BY Dimitri NasrallahPublished Oct 30, 2007

For a band that got together back in 1996, Victoria’s Cobblestone Jazz sure has taken their sweet time getting to their debut album, 23 Seconds. But recording music isn’t a priority so much as an afterthought for this improv-electronics trio. Cobblestone Jazz is a 21st century jam band, a "Plastikman-meets-the Grateful Dead” juggernaut of the live stage capable of winning over any audience and matching the energy and stamina of any act hour after hour.

According to keyboardist Danuel Tate, the band’s secret is in their eclecticism. "There’s different music that we all bring to the table,” he says. "It’s more the way we combine it. Mashing it all together is what Cobblestone ends up being.”

Mash it all together they do. This is one band whose individual members arrive with credentials intact. Tate comes with a honed background as an experienced sideman in countless Victoria bands, while Patrick Simpson, the group’s electronic rhythm section, cut his teeth as a regional promoter and DJ. But the core of the trio is minimal-techno lynchpin Mathew Jonson, one of this country’s leading techno exports.

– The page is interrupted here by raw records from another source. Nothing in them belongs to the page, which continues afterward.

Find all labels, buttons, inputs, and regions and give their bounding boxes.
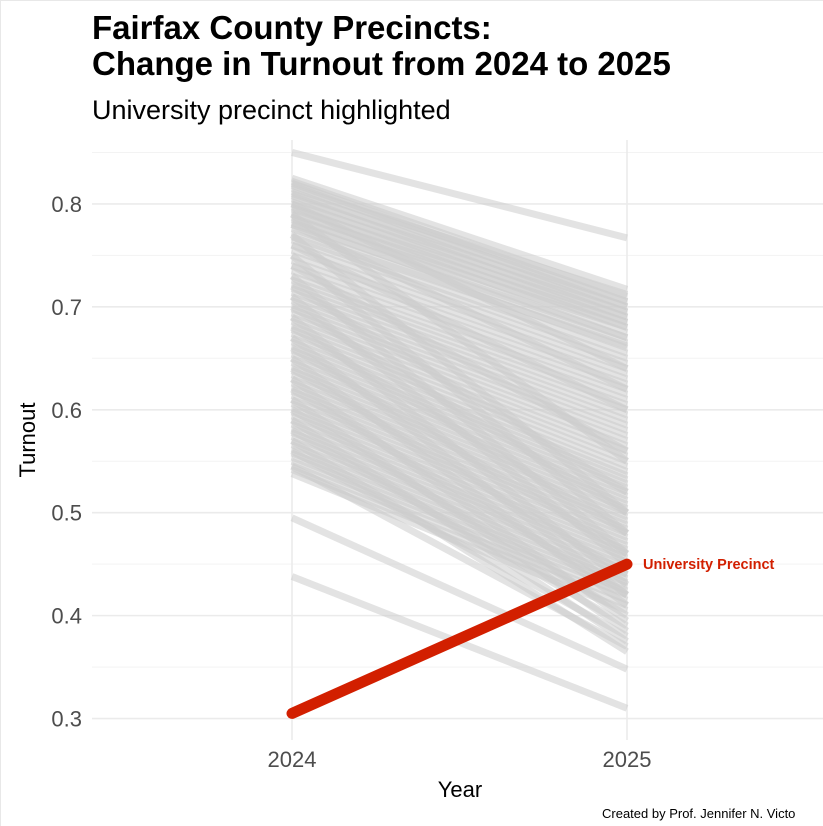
university-precinct-line xyxy=(286,558,633,719)
precinct-line xyxy=(290,205,629,321)
x-tick-label: 2024 xyxy=(268,747,317,772)
precinct-line xyxy=(289,314,630,588)
precinct-line xyxy=(290,195,629,311)
y-axis-title: Turnout xyxy=(15,402,40,477)
precinct-line xyxy=(290,437,629,655)
precinct-line xyxy=(290,417,629,645)
x-axis-title: Year xyxy=(438,777,482,802)
university-precinct-label: University Precinct xyxy=(643,557,775,573)
chart-subtitle: University precinct highlighted xyxy=(92,95,451,125)
precinct-line xyxy=(289,355,630,609)
precinct-line xyxy=(289,252,630,536)
precinct-line xyxy=(290,285,629,414)
precinct-line xyxy=(289,376,630,624)
precinct-line xyxy=(289,293,630,567)
precinct-line xyxy=(290,221,629,342)
y-tick-label: 0.8 xyxy=(51,192,82,217)
precinct-line xyxy=(290,200,629,372)
y-tick-label: 0.5 xyxy=(51,501,82,526)
y-tick-label: 0.7 xyxy=(51,295,82,320)
precinct-line xyxy=(290,514,629,673)
precinct-line xyxy=(290,185,629,298)
background-precinct-lines xyxy=(289,149,630,712)
precinct-line xyxy=(290,289,629,419)
precinct-line xyxy=(291,149,628,242)
y-tick-label: 0.6 xyxy=(51,398,82,423)
precinct-line xyxy=(289,273,630,557)
precinct-line xyxy=(290,174,629,293)
y-tick-label: 0.4 xyxy=(51,604,82,629)
y-tick-label: 0.3 xyxy=(51,707,82,732)
tick-labels: 0.3 0.4 0.5 0.6 0.7 0.8 2024 2025 xyxy=(51,192,651,772)
chart-title-line-2: Change in Turnout from 2024 to 2025 xyxy=(92,45,671,82)
x-tick-label: 2025 xyxy=(603,747,652,772)
precinct-line xyxy=(290,241,629,413)
precinct-line xyxy=(290,330,629,470)
precinct-line xyxy=(289,232,630,516)
chart-title-line-1: Fairfax County Precincts: xyxy=(92,9,492,46)
precinct-line xyxy=(289,211,630,465)
precinct-line xyxy=(289,334,630,598)
precinct-line xyxy=(290,200,629,316)
chart-title: Fairfax County Precincts: Change in Turn… xyxy=(92,10,671,82)
precinct-line xyxy=(290,190,629,306)
highlight-layer: University Precinct xyxy=(286,557,775,719)
precinct-line xyxy=(290,216,629,331)
chart-caption: Created by Prof. Jennifer N. Victo xyxy=(602,806,796,821)
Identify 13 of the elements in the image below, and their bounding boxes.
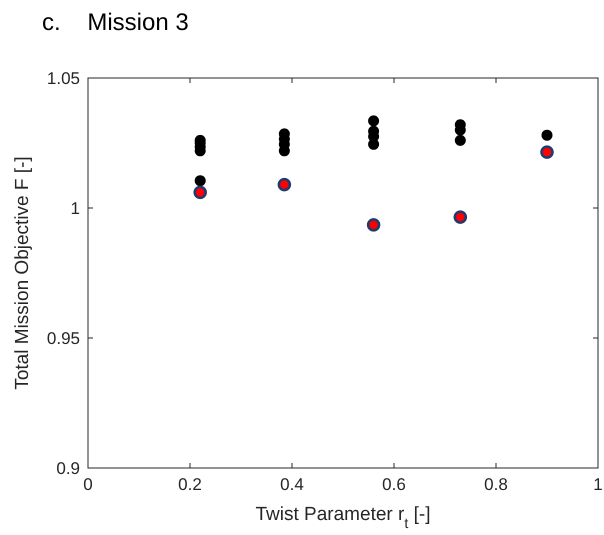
x-tick-label: 1 [593,475,603,494]
y-tick-label: 0.9 [56,459,80,478]
x-tick-label: 0.4 [280,475,304,494]
y-tick-label: 1 [70,199,80,218]
y-tick-label: 0.95 [46,329,80,348]
x-axis-title: Twist Parameter r$_{t}$ [-] [255,504,431,532]
x-tick-label: 0.2 [178,475,202,494]
x-tick-label: 0 [83,475,93,494]
y-tick-label: 1.05 [46,69,80,88]
x-tick-label: 0.6 [382,475,406,494]
x-tick-label: 0.8 [484,475,508,494]
y-axis-title: Total Mission Objective F [-] [12,156,33,390]
chart-title: c. Mission 3 [42,9,189,36]
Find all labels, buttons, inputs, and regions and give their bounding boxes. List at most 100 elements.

Apart from issuing massive singles — 2004’s "Decompression” still charts as one of the biggest sellers ever for Richie Hawtin’s m_nus imprint — Jonson runs Wagon Repair, the label releasing 23 Seconds (and licensing it to !K7 internationally).

When Cobblestone Jazz first got going in the ’90s, Jonson was still in his teens; he credits Simpson with getting him interested in techno in the first place. "I’m quite younger than these guys. One party that actually changed me over [to techno] was this rave that Patrick threw in this warehouse that used to be an old speedway. I didn’t know these guys at the time, so this was like this huge moment of learning for me, of discovering what the feeling and energy of techno was. We just talked about this a couple of months ago, where we realised that Patrick was throwing all these parties that I was going to as a total kid.”

In a relatively isolated city like Victoria, managing to get those parties off the ground at all was a turning point for a whole generation. "As a DJ, there weren’t that many opportunities to play back then, so you basically had organise your own events if you wanted to do something,” recalls Simpson, who is five years older than Jonson. "Otherwise there wasn’t much going on.”

Some of the earliest Mathew Jonson and Cobblestone Jazz recordings came out of that same do-it-yourself mentality, on the West coast label, Itiswhatitis Recordings. "Part of the reason Spencer [Drennan] went ahead and started Itiswhatitis is that he was inspired by music we were playing out at clubs,” says Simpson. "He was the one who said, ‘We’ve got to release this stuff.’ So he was the one who put the energy into starting an outlet to release that.”

The rest emerged from a combination of youth in isolation and a need to party. "We’d rehearse to go play out, and then that led to making records,” Tate says. "We didn’t put out a record and then go learn to play it for audiences. We played out for many years before we even bothered to have a release. It was more of a party attitude. We just wanted to have fun and play the music.”

At two discs and over two hours worth of music, their debut album 23 Seconds is an astute reflection of that jammer’s ethos. While the first disc contains new material, the second disc features two older singles and, aptly, a 2007 live set from a show in Madrid. For Cobblestone Jazz, nothing matches those hours on stage.